The Lekki–Epe Expressway is a  expressway connecting the Lekki and Epe districts in Lagos State.
The Lekki-Epe expressway was first built in the 1980s. It was built during the Lateef Jakande's administration. It is the second private toll project in Africa. The road construction project was financed by the African Development Bank. The bank provided a loan of up to US$85 million to help fund the upgrade and rehabilitation of the Lekki to Epe expressway in 2008, and it was based on Public-Private Partnership (PPP) under the Design, Build, Operate (DBOT), and Transfer and Rehabilitate, Operate (ROT) framework/business model.

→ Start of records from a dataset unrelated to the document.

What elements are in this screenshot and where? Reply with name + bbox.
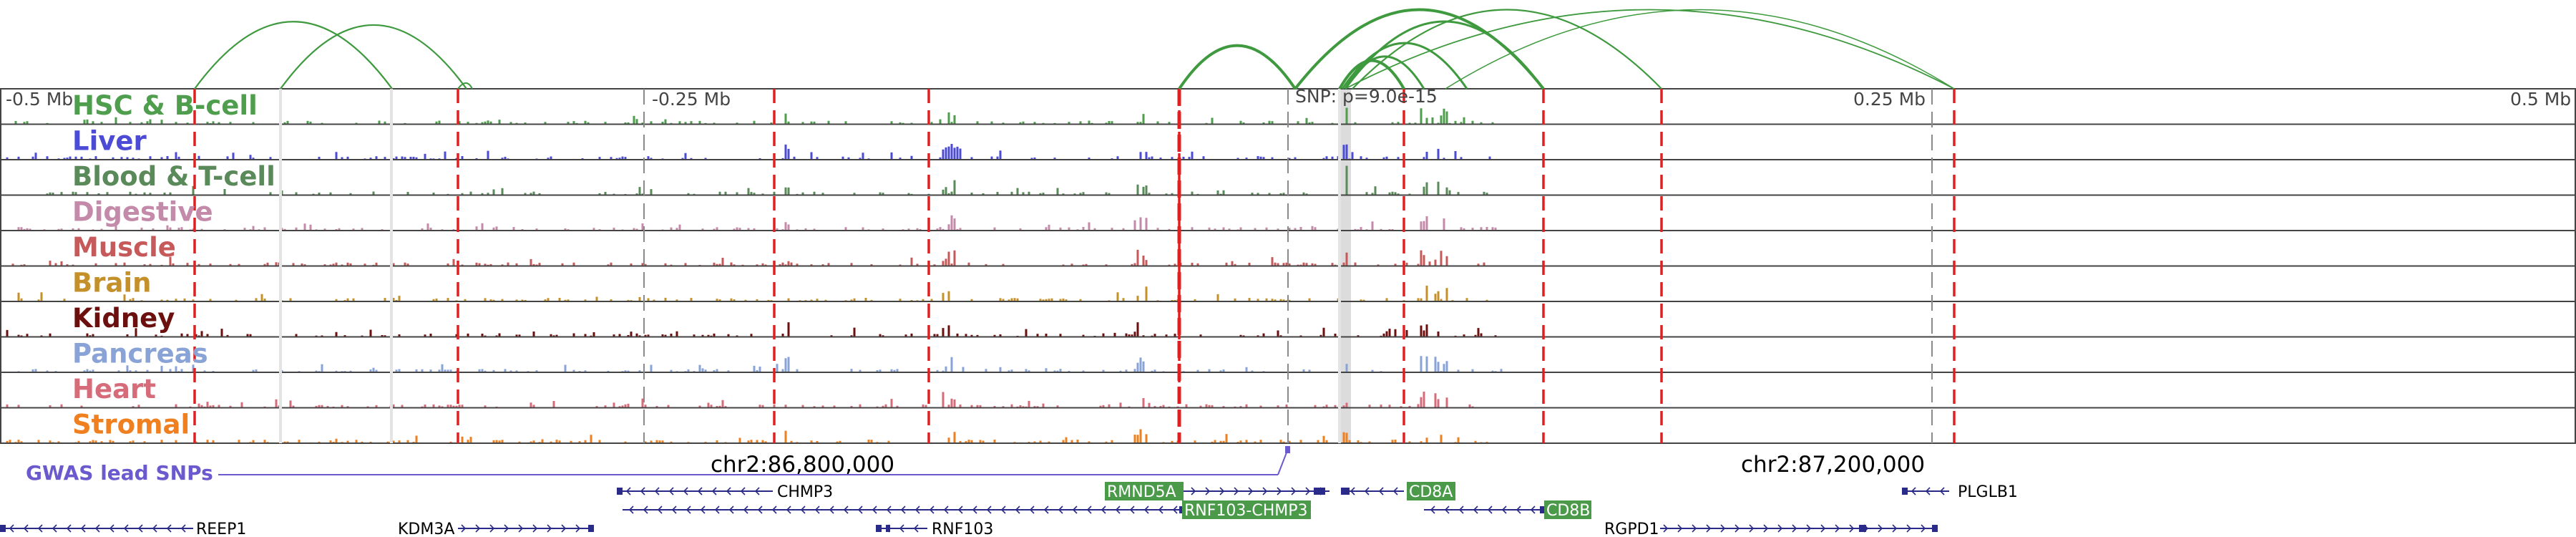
- gene-exon: [1932, 525, 1938, 532]
- gray-marker: [390, 89, 393, 443]
- gene-label: RNF103-CHMP3: [1184, 502, 1307, 520]
- loop-arc: [1345, 9, 1955, 90]
- gene-exon: [1341, 488, 1347, 495]
- track-label-5: Brain: [72, 268, 151, 299]
- signal-4: [11, 249, 1485, 266]
- loop-arc: [194, 21, 393, 90]
- track-label-8: Heart: [72, 374, 156, 405]
- gene-exon: [876, 525, 882, 532]
- loop-arc: [1341, 42, 1468, 90]
- track-label-9: Stromal: [72, 410, 190, 440]
- gene-label: REEP1: [196, 521, 246, 537]
- gene-strand-arrows: [1663, 524, 1926, 533]
- gene-strand-arrows: [1350, 487, 1398, 495]
- gene-highlight-box: [1544, 500, 1591, 519]
- gene-strand-arrows: [1911, 487, 1945, 495]
- gene-label: RNF103: [932, 521, 993, 537]
- gray-marker: [1338, 89, 1341, 443]
- signal-7: [17, 356, 1503, 372]
- gene-highlight-box: [1407, 482, 1455, 500]
- gene-strand-arrows: [9, 524, 186, 533]
- gene-strand-arrows: [1430, 505, 1536, 514]
- coordinate-label-1: chr2:86,800,000: [711, 452, 894, 478]
- gene-highlight-box: [1105, 482, 1184, 500]
- axis-tick-pos-0-25: 0.25 Mb: [1853, 89, 1926, 110]
- gene-label: PLGLB1: [1958, 483, 2018, 501]
- gene-label: CD8B: [1546, 502, 1590, 520]
- chromatin-loops: [194, 8, 1955, 90]
- gene-exon: [617, 488, 623, 495]
- gene-exon: [0, 525, 6, 532]
- gene-exon: [588, 525, 594, 532]
- signal-3: [17, 215, 1497, 230]
- loop-arc: [280, 24, 467, 90]
- gene-label: KDM3A: [398, 521, 454, 537]
- gene-strand-arrows: [628, 505, 1178, 514]
- annotation-dashes: [193, 89, 1956, 443]
- gene-label: CHMP3: [777, 483, 833, 501]
- track-label-0: HSC & B-cell: [72, 90, 258, 121]
- signal-0: [14, 107, 1494, 124]
- track-label-3: Digestive: [72, 197, 213, 228]
- coordinate-label-2: chr2:87,200,000: [1741, 452, 1925, 478]
- gwas-row: GWAS lead SNPs: [26, 446, 1290, 485]
- axis-tick-neg-0-25: -0.25 Mb: [652, 89, 731, 110]
- track-label-7: Pancreas: [72, 339, 208, 369]
- track-label-4: Muscle: [72, 232, 176, 263]
- signal-1: [6, 144, 1491, 159]
- gene-highlight-box: [1182, 500, 1311, 519]
- loop-arc: [1344, 20, 1545, 90]
- axis-tick-pos-0-5: 0.5 Mb: [2510, 89, 2571, 110]
- signal-8: [6, 392, 1474, 407]
- loop-arc: [1445, 9, 1955, 90]
- gene-label: RGPD1: [1604, 521, 1659, 537]
- gene-label: CD8A: [1409, 483, 1453, 501]
- loop-arc: [1352, 9, 1662, 90]
- loop-arc: [457, 82, 473, 90]
- gene-exon: [1345, 488, 1350, 495]
- gwas-label: GWAS lead SNPs: [26, 461, 213, 485]
- signal-tracks: [6, 107, 1503, 442]
- loop-arc: [1294, 8, 1545, 90]
- genomic-coordinates: chr2:86,800,000 chr2:87,200,000: [711, 452, 1925, 478]
- track-label-6: Kidney: [72, 303, 175, 334]
- gene-label: RMND5A: [1107, 483, 1176, 501]
- gene-strand-arrows: [461, 524, 581, 533]
- track-label-2: Blood & T-cell: [72, 161, 275, 192]
- axis-snp-label: SNP: p=9.0e-15: [1295, 86, 1438, 107]
- signal-5: [17, 285, 1488, 301]
- track-labels: HSC & B-cell Liver Blood & T-cell Digestive…: [72, 90, 275, 440]
- gray-marker: [279, 89, 282, 443]
- axis-tick-neg-0-5: -0.5 Mb: [6, 89, 73, 110]
- signal-9: [6, 429, 1488, 442]
- gene-exon: [1540, 506, 1546, 513]
- gene-annotations: CHMP3 RMND5A CD8A PLGLB1 RNF103-CHMP3 CD8B REE…: [0, 482, 2018, 537]
- gwas-snp-marker: [1285, 446, 1290, 453]
- loop-arc: [1178, 44, 1297, 90]
- gene-exon: [1859, 525, 1866, 532]
- gene-exon: [1315, 488, 1325, 495]
- signal-2: [46, 165, 1488, 195]
- gene-exon: [1902, 488, 1908, 495]
- signal-6: [6, 322, 1497, 337]
- gene-strand-arrows: [625, 487, 760, 495]
- track-label-1: Liver: [72, 126, 147, 157]
- gene-exon: [886, 525, 890, 532]
- distance-axis: -0.5 Mb -0.25 Mb SNP: p=9.0e-15 0.25 Mb …: [6, 86, 2571, 110]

The Lekki Concession Company manages the toll road.

2020 Massacre 

On the night of 20 October 2020, at about 6:50 p.m., members of the Nigerian Army opened fire on unarmed End SARS protesters at the Lekki toll gate. Amnesty International stated that at least 12 protesters were killed during the shooting. A day after the incident, on 21 October, the governor of Lagos State, Babajide Sanwo-Olu, after initially denying reports of any loss of lives, admitted in an interview with a CNN journalist that "only two persons were killed".
The Nigerian Army initially denied involvement in the shooting. Still, it later stated that it had deployed soldiers to the toll gate on the orders of the governor of Lagos State. 
A month after the shooting, following a CNN documentary, the Nigerian Army admitted to the Lagos Judiciary panel of inquiry into the shooting that it had deployed its personnel to the toll gate with live and blank bullets.